PRESCOTT, Ariz. (AP) — The idea to drape the bodies of 19 dead firefighters in American flags came from Yavapai County Sheriff Scott Mascher, shortly after the men were found dead.
"He was overwhelmed. He was down there at the time the evacuations were in progress, then when he met with the staff and learned of some firsthand details with folks on the scene that the firefighters passed away, he made the decision we need to bring them down the hill in honor," agency spokesman Dwight D'Evelyn said.
Authorities reached Arizona Gov. Jan Brewer and she had her staff rush the flags to the site, hours after the tragedy on June 30, D'Evelyn said.
A few photos were snapped, and the moment was memorialized. Everyone agreed the pictures would remain private. Then one appeared anonymously Thursday on Facebook: A stark image of the victims lying next to one another in two rows on the scorched earth, American flags draped over the remains.

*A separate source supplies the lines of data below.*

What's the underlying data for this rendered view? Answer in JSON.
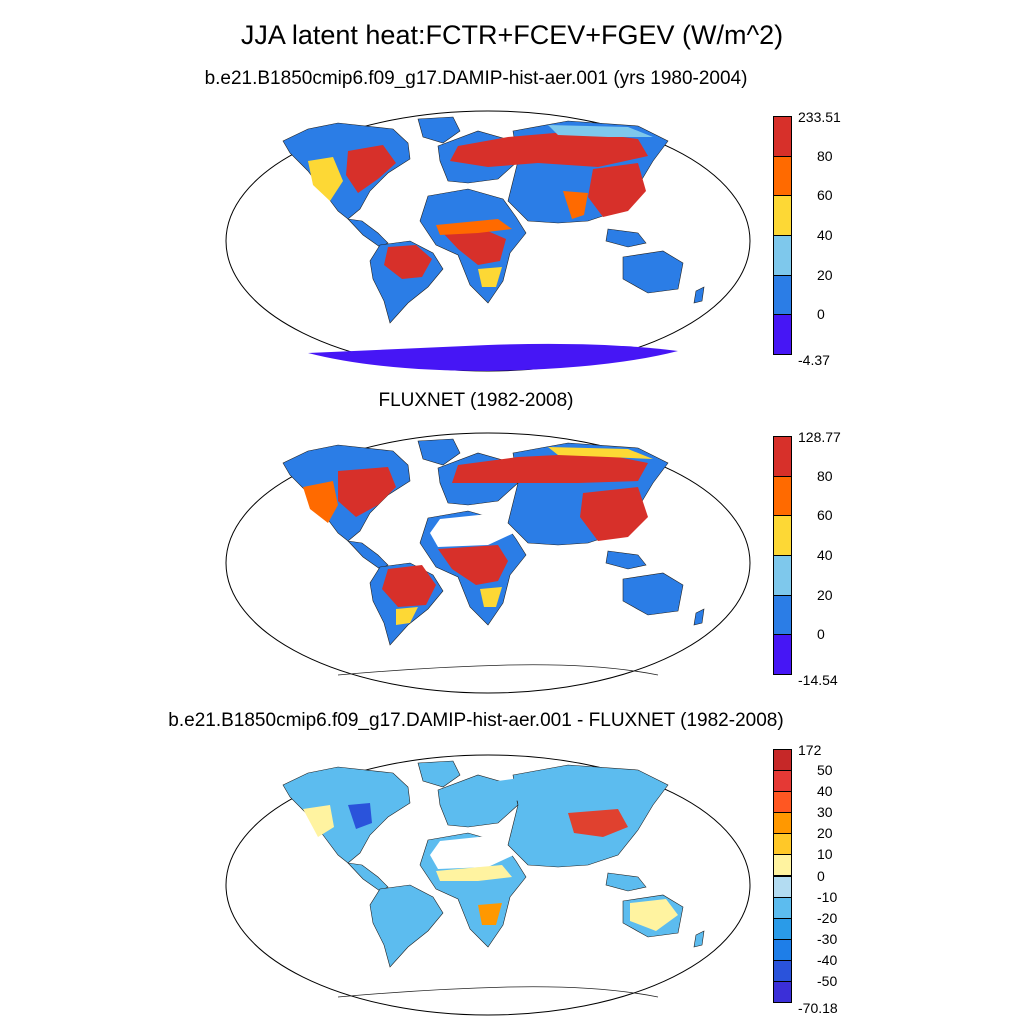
{
  "figure": {
    "title": "JJA latent heat:FCTR+FCEV+FGEV (W/m^2)"
  },
  "panels": [
    {
      "title": "b.e21.B1850cmip6.f09_g17.DAMIP-hist-aer.001 (yrs 1980-2004)",
      "colorbar": {
        "labels": [
          "233.51",
          "80",
          "60",
          "40",
          "20",
          "0",
          "-4.37"
        ],
        "colors": [
          "#d7302a",
          "#ff6a00",
          "#fdd835",
          "#7ec8ec",
          "#2b7de6",
          "#4616f5"
        ]
      },
      "palette": {
        "red": "#d7302a",
        "orange": "#ff6a00",
        "yellow": "#fdd835",
        "lightblue": "#7ec8ec",
        "blue": "#2b7de6",
        "violet": "#4616f5"
      }
    },
    {
      "title": "FLUXNET (1982-2008)",
      "colorbar": {
        "labels": [
          "128.77",
          "80",
          "60",
          "40",
          "20",
          "0",
          "-14.54"
        ],
        "colors": [
          "#d7302a",
          "#ff6a00",
          "#fdd835",
          "#7ec8ec",
          "#2b7de6",
          "#4616f5"
        ]
      },
      "palette": {
        "red": "#d7302a",
        "orange": "#ff6a00",
        "yellow": "#fdd835",
        "lightblue": "#7ec8ec",
        "blue": "#2b7de6",
        "violet": "#4616f5"
      }
    },
    {
      "title": "b.e21.B1850cmip6.f09_g17.DAMIP-hist-aer.001 - FLUXNET (1982-2008)",
      "colorbar": {
        "labels": [
          "172",
          "50",
          "40",
          "30",
          "20",
          "10",
          "0",
          "-10",
          "-20",
          "-30",
          "-40",
          "-50",
          "-70.18"
        ],
        "colors": [
          "#c62828",
          "#e53935",
          "#ff5722",
          "#ff9800",
          "#ffc828",
          "#fff3a0",
          "#b3dcf2",
          "#5cbcef",
          "#2a9be8",
          "#1e7ee8",
          "#2a53db",
          "#3b2fd8"
        ]
      },
      "palette": {
        "red": "#e0412f",
        "orange": "#ff9800",
        "yellow": "#fff3a0",
        "lightblue": "#b3dcf2",
        "blue": "#5cbcef",
        "violet": "#2a53db"
      }
    }
  ]
}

Several media outlets, including the Arizona Republic and USA Today, published the photo on Friday.
For family members and first responders, the picture is both haunting and a comfort, providing a brief window into how fellow firefighters and law enforcement tried to bring dignity to a situation that was unbearable.
"I personally felt comfort seeing how taken care of they were and honored at the site," said Paul Bourgeois, a Phoenix-area fire chief who is acting as a spokesman in Prescott for the families. "What bothers me is the insensitivity of the person who took the picture and shared it."
The families "just feel it was a violation of privacy," he said.
Wade Ward, a Prescott fire spokesman, said he had taken similar images and others at the scene, and had met with families of the firefighters and asked them if they wanted to see the photos of the American flag-draped bodies. Some weren't ready, but they said one day they would be, and when that day came, the photos could be released to the public.
The American flags accompanied the victims as their remains were transported in individual hearses Sunday back to Prescott. They will be given to their families.
The flags were just one of many efforts to honor the fallen firefighters. Their bodies have also never been left alone, a tradition that most firefighters follow whenever one of their own is lost. Someone stands watch with the bodies at the morgue, and accompanies them as they are transported.